Heroine Teacher—Annie Louise Keller

According to the Hamilton Daily News, Hamilton, Ohio, September 28, 1929 edition, under the headline, “Illinois Erects Shaft to Teacher Heroine”, the article recounted the story about the horrific and powerful tornado that swept through central Illinois on April 19, 1927, “The school where Miss Keller taught was in the path of the storm, in shielding the twenty-two scholars she gave her own life.  She observed the approaching storm, calculating its force and divined the danger to herself and the children.

With … calmness … in order not to alarm her charges, she commanded them to “crawl under the desks and remain there.”  Because she had been able to maintain perfect discipline and also had won the love of the boys and girls, they were quick to obey.  She stood near the door while the roar of the storm grew louder and the gathering clouds more menacing, alert to see that not a single child crawled from the shelter to which they had been ordered.

“The storm passed, leaving a trail of destruction.  Rescuing parties found the school building demolished, the bricks piled upon the desks, heavy timbers scattered about.  In the desperate haste they cleared away the debris but found only one crushed and mangled body.  It was that of the teacher.  Every pupil was alive and unhurt.  The teacher had been beneath a falling wall; desks had protected the children.”

To the horror of the citizens of White Hall and the parents and pupils, this diminutive teacher who had put her body between the tornado and her charges as she braced herself against the door had been lifted up as a heroine.  The community came together to build a fitting and lasting commemorative to her bravery and memory.

According to the Decatur Review, Decatur, Illinois, December 29, 1927, page 4, the article noted that “the Illinois State Teachers association convention today in voting approximately $5,000 to the fund for a memorial.
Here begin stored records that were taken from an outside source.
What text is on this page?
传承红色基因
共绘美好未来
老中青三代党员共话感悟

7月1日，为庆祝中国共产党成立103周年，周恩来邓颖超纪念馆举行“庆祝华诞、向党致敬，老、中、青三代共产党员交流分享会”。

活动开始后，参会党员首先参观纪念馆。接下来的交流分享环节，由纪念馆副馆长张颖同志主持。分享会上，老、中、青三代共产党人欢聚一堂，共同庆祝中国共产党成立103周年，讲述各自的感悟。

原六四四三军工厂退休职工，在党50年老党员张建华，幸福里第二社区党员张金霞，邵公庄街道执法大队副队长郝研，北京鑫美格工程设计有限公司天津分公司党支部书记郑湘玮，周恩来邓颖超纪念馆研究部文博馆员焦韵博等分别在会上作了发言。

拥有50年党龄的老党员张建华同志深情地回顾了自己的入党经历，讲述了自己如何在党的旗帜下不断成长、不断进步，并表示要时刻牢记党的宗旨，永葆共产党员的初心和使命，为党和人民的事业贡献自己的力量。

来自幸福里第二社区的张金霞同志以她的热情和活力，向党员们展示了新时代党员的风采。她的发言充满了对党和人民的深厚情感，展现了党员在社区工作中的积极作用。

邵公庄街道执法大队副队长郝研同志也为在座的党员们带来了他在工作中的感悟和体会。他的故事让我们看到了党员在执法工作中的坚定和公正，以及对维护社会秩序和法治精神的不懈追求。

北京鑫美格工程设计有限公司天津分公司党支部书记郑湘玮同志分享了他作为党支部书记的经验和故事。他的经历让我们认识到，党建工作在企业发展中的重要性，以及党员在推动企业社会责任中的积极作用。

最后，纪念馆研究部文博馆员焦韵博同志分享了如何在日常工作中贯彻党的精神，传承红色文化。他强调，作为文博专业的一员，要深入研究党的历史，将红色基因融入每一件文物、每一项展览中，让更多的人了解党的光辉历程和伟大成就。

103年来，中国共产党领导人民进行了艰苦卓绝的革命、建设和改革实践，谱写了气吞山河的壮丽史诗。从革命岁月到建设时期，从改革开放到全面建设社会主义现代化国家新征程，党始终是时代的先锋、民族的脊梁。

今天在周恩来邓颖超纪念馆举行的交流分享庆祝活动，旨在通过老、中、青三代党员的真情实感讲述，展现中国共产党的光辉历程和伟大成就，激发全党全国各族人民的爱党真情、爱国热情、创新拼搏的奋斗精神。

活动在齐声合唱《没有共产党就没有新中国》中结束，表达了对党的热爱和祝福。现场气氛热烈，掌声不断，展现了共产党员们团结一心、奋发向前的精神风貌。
Pupils of the state [had] already raised $4,000 for the state. Money voted today will be available in any amount up to $5,000, which is half of the contingent fund from the teachers’ pension.”
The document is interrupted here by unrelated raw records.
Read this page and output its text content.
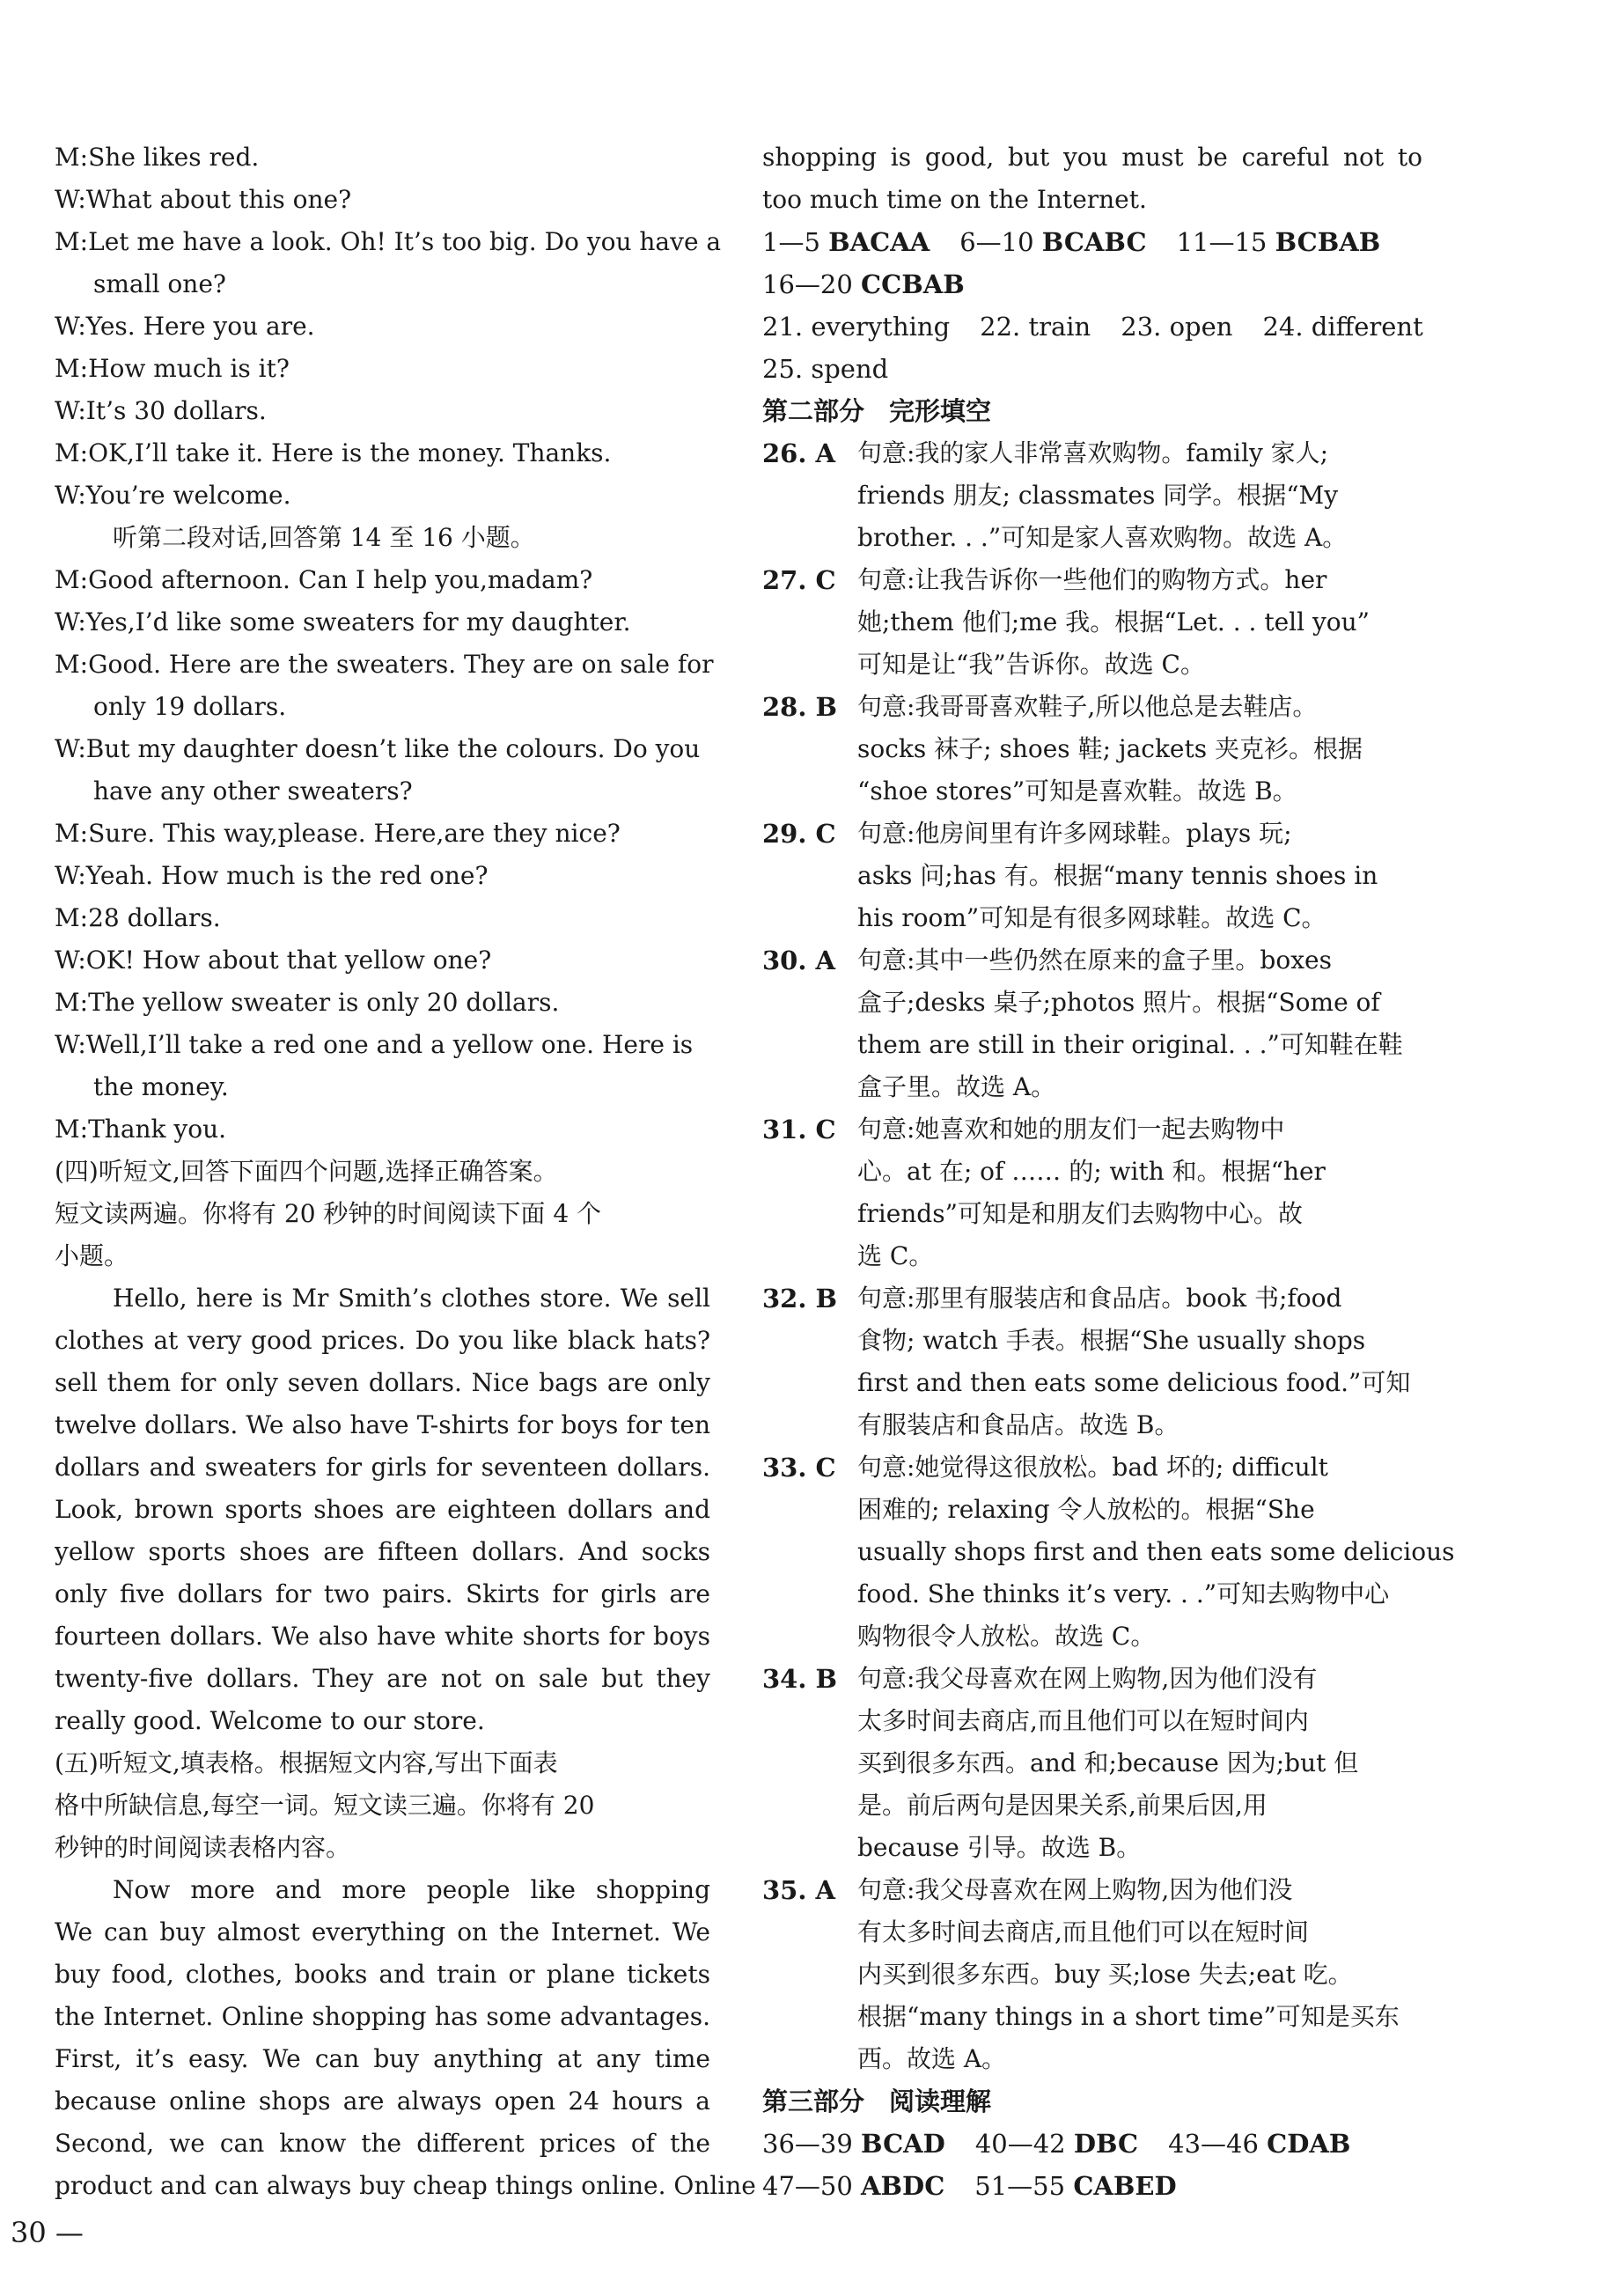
M:She likes red.
W:What about this one?
M:Let me have a look. Oh! It’s too big. Do you have a
small one?
W:Yes. Here you are.
M:How much is it?
W:It’s 30 dollars.
M:OK,I’ll take it. Here is the money. Thanks.
W:You’re welcome.
听第二段对话,回答第 14 至 16 小题。
M:Good afternoon. Can I help you,madam?
W:Yes,I’d like some sweaters for my daughter.
M:Good. Here are the sweaters. They are on sale for
only 19 dollars.
W:But my daughter doesn’t like the colours. Do you
have any other sweaters?
M:Sure. This way,please. Here,are they nice?
W:Yeah. How much is the red one?
M:28 dollars.
W:OK! How about that yellow one?
M:The yellow sweater is only 20 dollars.
W:Well,I’ll take a red one and a yellow one. Here is
the money.
M:Thank you.
(四)听短文,回答下面四个问题,选择正确答案。
短文读两遍。你将有 20 秒钟的时间阅读下面 4 个
小题。
Hello, here is Mr Smith’s clothes store. We sell
clothes at very good prices. Do you like black hats?
sell them for only seven dollars. Nice bags are only
twelve dollars. We also have T-shirts for boys for ten
dollars and sweaters for girls for seventeen dollars.
Look, brown sports shoes are eighteen dollars and
yellow sports shoes are fifteen dollars. And socks
only five dollars for two pairs. Skirts for girls are
fourteen dollars. We also have white shorts for boys
twenty-five dollars. They are not on sale but they
really good. Welcome to our store.
(五)听短文,填表格。根据短文内容,写出下面表
格中所缺信息,每空一词。短文读三遍。你将有 20
秒钟的时间阅读表格内容。
Now more and more people like shopping
We can buy almost everything on the Internet. We
buy food, clothes, books and train or plane tickets
the Internet. Online shopping has some advantages.
First, it’s easy. We can buy anything at any time
because online shops are always open 24 hours a
Second, we can know the different prices of the
product and can always buy cheap things online. Online
shopping is good, but you must be careful not to
too much time on the Internet.
1—5 BACAA 6—10 BCABC 11—15 BCBAB
16—20 CCBAB
21. everything 22. train 23. open 24. different
25. spend
第二部分 完形填空
26. A 句意:我的家人非常喜欢购物。family 家人;
friends 朋友; classmates 同学。根据“My
brother. . .”可知是家人喜欢购物。故选 A。
27. C 句意:让我告诉你一些他们的购物方式。her
她;them 他们;me 我。根据“Let. . . tell you”
可知是让“我”告诉你。故选 C。
28. B 句意:我哥哥喜欢鞋子,所以他总是去鞋店。
socks 袜子; shoes 鞋; jackets 夹克衫。根据
“shoe stores”可知是喜欢鞋。故选 B。
29. C 句意:他房间里有许多网球鞋。plays 玩;
asks 问;has 有。根据“many tennis shoes in
his room”可知是有很多网球鞋。故选 C。
30. A 句意:其中一些仍然在原来的盒子里。boxes
盒子;desks 桌子;photos 照片。根据“Some of
them are still in their original. . .”可知鞋在鞋
盒子里。故选 A。
31. C 句意:她喜欢和她的朋友们一起去购物中
心。at 在; of …… 的; with 和。根据“her
friends”可知是和朋友们去购物中心。故
选 C。
32. B 句意:那里有服装店和食品店。book 书;food
食物; watch 手表。根据“She usually shops
first and then eats some delicious food.”可知
有服装店和食品店。故选 B。
33. C 句意:她觉得这很放松。bad 坏的; difficult
困难的; relaxing 令人放松的。根据“She
usually shops first and then eats some delicious
food. She thinks it’s very. . .”可知去购物中心
购物很令人放松。故选 C。
34. B 句意:我父母喜欢在网上购物,因为他们没有
太多时间去商店,而且他们可以在短时间内
买到很多东西。and 和;because 因为;but 但
是。前后两句是因果关系,前果后因,用
because 引导。故选 B。
35. A 句意:我父母喜欢在网上购物,因为他们没
有太多时间去商店,而且他们可以在短时间
内买到很多东西。buy 买;lose 失去;eat 吃。
根据“many things in a short time”可知是买东
西。故选 A。
第三部分 阅读理解
36—39 BCAD 40—42 DBC 43—46 CDAB
47—50 ABDC 51—55 CABED
30 —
The Journal of the Illinois State Historical Society, (1908-1984) Vol. 22, No. 3 (Oct., 1929), pp. 468—476 (11 pages) Published by: University of Illinois Press Published an article about the memorial, “…the brilliant ceremony conducted in White Hall, Illinois, Sunday afternoon, August 25, 1929, when 3,000 people from Central Illinois witnessed the unveiling of the beautiful pink marble monument deigned and modeled by the famous sculptor, Lorado Taft, in Miss Keller’s honor.”
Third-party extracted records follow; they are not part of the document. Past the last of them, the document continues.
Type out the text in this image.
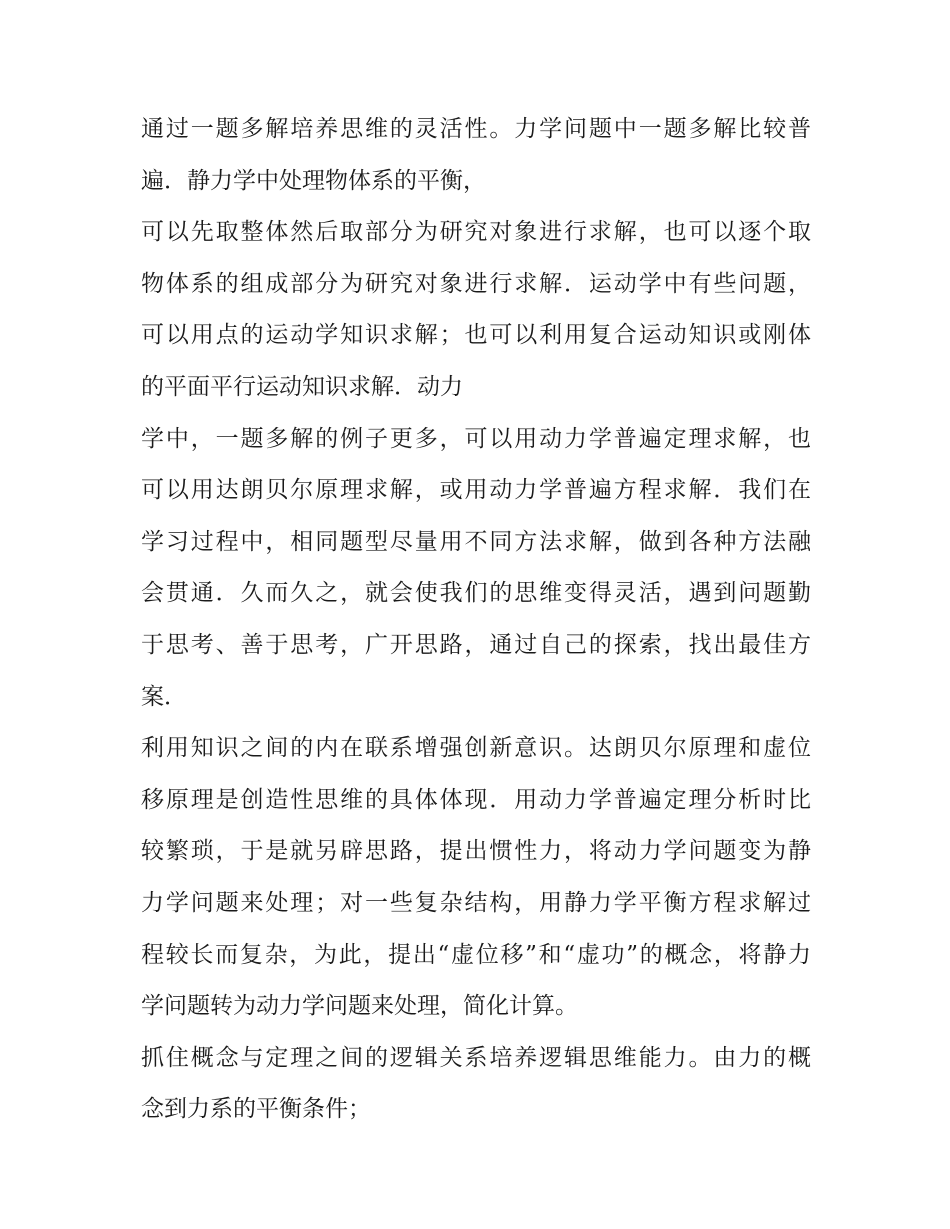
通过一题多解培养思维的灵活性。力学问题中一题多解比较普
遍．静力学中处理物体系的平衡，
可以先取整体然后取部分为研究对象进行求解，也可以逐个取
物体系的组成部分为研究对象进行求解．运动学中有些问题，
可以用点的运动学知识求解；也可以利用复合运动知识或刚体
的平面平行运动知识求解．动力
学中，一题多解的例子更多，可以用动力学普遍定理求解，也
可以用达朗贝尔原理求解，或用动力学普遍方程求解．我们在
学习过程中，相同题型尽量用不同方法求解，做到各种方法融
会贯通．久而久之，就会使我们的思维变得灵活，遇到问题勤
于思考、善于思考，广开思路，通过自己的探索，找出最佳方
案．
利用知识之间的内在联系增强创新意识。达朗贝尔原理和虚位
移原理是创造性思维的具体体现．用动力学普遍定理分析时比
较繁琐，于是就另辟思路，提出惯性力，将动力学问题变为静
力学问题来处理；对一些复杂结构，用静力学平衡方程求解过
程较长而复杂，为此，提出“虚位移”和“虚功”的概念，将静力
学问题转为动力学问题来处理，简化计算。
抓住概念与定理之间的逻辑关系培养逻辑思维能力。由力的概
念到力系的平衡条件；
“Dramatic in the extreme were the dedicatory exercises in Whiteside Park, in the center of the city, where eloquent speakers paid tribute to the heroine and where the little school children whose lives she saved by her bravery at Centerville School, and for whom she gave up her won life during a tornado, April 19, 1927, gathered in a human chain about her monument and placed at its base a beautiful wreath of white roses….”

Annie Louise Keller is buried at the Bluffdale Cemetery between Hillview and Eldred, Illinois.  The cemetery is at the base of a limestone bluff on the “dale”, hence the name.  It is hidden behind a corn field on the Bluffdale Vacation Farm owned by the Hobson family.  After a thorough search and several stops asking locals for directions, I made it to the solid and historic limestone home that has been in the family for over 200 years. 

Fortunately, Ken Howard Hobson was in the front yard and willing to lead me to the cemetery and give me a brief history of the family starting with Gideon Spencer the patriarch of the family buried under a large cedar tree. Annie Louise Keller’s great nephew and the caretaker of the cemetery near Eldred, Illinois, told me that Annie’s sister Mary sat three times for Lorado Taft as he sculpted the memorial.  Annie was engaged to Ken Hobson, Ken Howard Hobson’s grandfather, when the tornado took her life.  Her sister Mary also filled in for Annie in life, Annie’s fiancée married Mary.